Unternehmen, die den Anschluss nicht verpassen wollen, müssen höllisch aufpassen, denn ein nicht rechtzeitig erkannter Trend kann die Substanz gefährden. Das zeigt das Beispiel von Nokia, dem einstigen Weltmarktführer bei Mobiltelefonen. Das Management sah seinerzeit in den internetfähigen Mobiltelefonen kein großes Zukunftspotenzial und überließ das Feld Apple, Samsung & Co. Was danach folgte, ist bekannt und mittlerweile Geschichte. Ebenso sind Einzelhändler, die sich lange gegen E-Commerce sträubten, gegenüber der digitalen Konkurrenz ins Hintertreffen geraten. Ähnlich könnte es Unternehmen ergehen, die den Mobiltrend bei ERP-Systemen verschlafen. Aus Angst vor ausufernden Kosten oder aus schierer Bequemlichkeit schieben viele Unternehmen Sicherheitsbedenken vor und warten lieber ab, anstatt zu handeln und ihre nicht mobil-fähigen ERP-Systeme weiterzuentwickeln. Warum eigentlich?

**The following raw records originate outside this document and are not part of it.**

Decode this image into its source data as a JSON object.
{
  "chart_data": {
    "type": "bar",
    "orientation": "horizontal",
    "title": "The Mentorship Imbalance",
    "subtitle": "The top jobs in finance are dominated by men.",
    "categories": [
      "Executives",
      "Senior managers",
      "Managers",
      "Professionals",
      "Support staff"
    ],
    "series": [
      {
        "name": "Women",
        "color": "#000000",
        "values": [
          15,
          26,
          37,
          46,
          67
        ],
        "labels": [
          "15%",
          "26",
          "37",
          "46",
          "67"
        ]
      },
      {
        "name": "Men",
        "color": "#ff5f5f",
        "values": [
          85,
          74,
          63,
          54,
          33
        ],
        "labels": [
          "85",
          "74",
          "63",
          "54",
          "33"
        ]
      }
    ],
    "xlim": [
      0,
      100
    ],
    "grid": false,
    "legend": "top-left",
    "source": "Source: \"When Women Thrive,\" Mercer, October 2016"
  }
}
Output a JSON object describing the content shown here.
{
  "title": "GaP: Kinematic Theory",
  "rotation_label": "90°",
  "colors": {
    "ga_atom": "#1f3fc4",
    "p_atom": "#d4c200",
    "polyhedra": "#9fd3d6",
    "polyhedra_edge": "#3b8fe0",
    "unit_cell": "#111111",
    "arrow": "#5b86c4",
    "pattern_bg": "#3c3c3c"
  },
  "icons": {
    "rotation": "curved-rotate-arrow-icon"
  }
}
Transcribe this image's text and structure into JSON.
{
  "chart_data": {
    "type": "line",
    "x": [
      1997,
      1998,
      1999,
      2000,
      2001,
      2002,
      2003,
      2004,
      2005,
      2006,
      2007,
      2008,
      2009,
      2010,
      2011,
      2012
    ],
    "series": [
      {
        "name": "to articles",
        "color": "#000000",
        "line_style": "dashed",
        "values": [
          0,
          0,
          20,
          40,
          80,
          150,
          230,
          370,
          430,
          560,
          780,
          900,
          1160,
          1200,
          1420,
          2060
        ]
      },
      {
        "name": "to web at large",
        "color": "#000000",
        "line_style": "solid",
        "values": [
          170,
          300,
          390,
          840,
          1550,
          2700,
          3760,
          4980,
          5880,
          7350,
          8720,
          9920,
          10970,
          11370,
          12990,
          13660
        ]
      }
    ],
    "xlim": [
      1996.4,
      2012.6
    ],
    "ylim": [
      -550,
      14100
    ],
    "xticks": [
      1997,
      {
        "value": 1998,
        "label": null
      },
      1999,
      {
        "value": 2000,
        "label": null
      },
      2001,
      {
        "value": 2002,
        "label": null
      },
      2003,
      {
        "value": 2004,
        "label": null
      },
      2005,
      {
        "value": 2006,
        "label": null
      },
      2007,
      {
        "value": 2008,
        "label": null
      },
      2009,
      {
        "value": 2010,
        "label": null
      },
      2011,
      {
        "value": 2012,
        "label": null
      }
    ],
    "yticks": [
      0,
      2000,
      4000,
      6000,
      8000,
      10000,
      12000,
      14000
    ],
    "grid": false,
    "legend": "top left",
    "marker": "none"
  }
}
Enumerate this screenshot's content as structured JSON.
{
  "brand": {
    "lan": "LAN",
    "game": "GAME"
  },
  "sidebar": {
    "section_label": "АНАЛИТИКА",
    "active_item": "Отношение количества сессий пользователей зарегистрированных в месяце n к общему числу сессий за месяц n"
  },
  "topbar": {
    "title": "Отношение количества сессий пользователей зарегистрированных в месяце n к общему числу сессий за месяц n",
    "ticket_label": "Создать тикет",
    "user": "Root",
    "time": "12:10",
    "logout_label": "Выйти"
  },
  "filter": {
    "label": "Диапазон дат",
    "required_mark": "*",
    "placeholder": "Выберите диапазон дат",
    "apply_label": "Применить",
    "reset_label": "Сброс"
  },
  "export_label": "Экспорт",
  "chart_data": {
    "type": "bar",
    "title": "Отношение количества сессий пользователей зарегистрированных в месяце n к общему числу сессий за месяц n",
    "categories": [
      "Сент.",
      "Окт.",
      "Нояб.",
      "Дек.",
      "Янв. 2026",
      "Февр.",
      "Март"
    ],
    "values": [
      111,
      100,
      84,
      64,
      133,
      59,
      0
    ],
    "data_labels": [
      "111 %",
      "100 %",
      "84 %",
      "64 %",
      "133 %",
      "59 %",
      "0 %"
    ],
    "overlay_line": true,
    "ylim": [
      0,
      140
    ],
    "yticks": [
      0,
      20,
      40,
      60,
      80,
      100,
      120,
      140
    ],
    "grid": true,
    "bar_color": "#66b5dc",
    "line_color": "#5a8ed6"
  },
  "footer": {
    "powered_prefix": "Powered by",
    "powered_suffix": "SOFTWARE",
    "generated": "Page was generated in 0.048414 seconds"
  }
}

Studie belegt: Mobile Zugriffe auf ERP-Systeme nehmen zu
Die Fakten sprechen eine klare Sprache. Die explosionsartige Zunahme bei der Nutzung von Mobilgeräten zeigt, dass immer mehr alltägliche Aufgaben mobil erledigt werden:
- von der E-Mail-Korrespondenz
- über Terminplanung
- bis hin zur Online-Kommunikation.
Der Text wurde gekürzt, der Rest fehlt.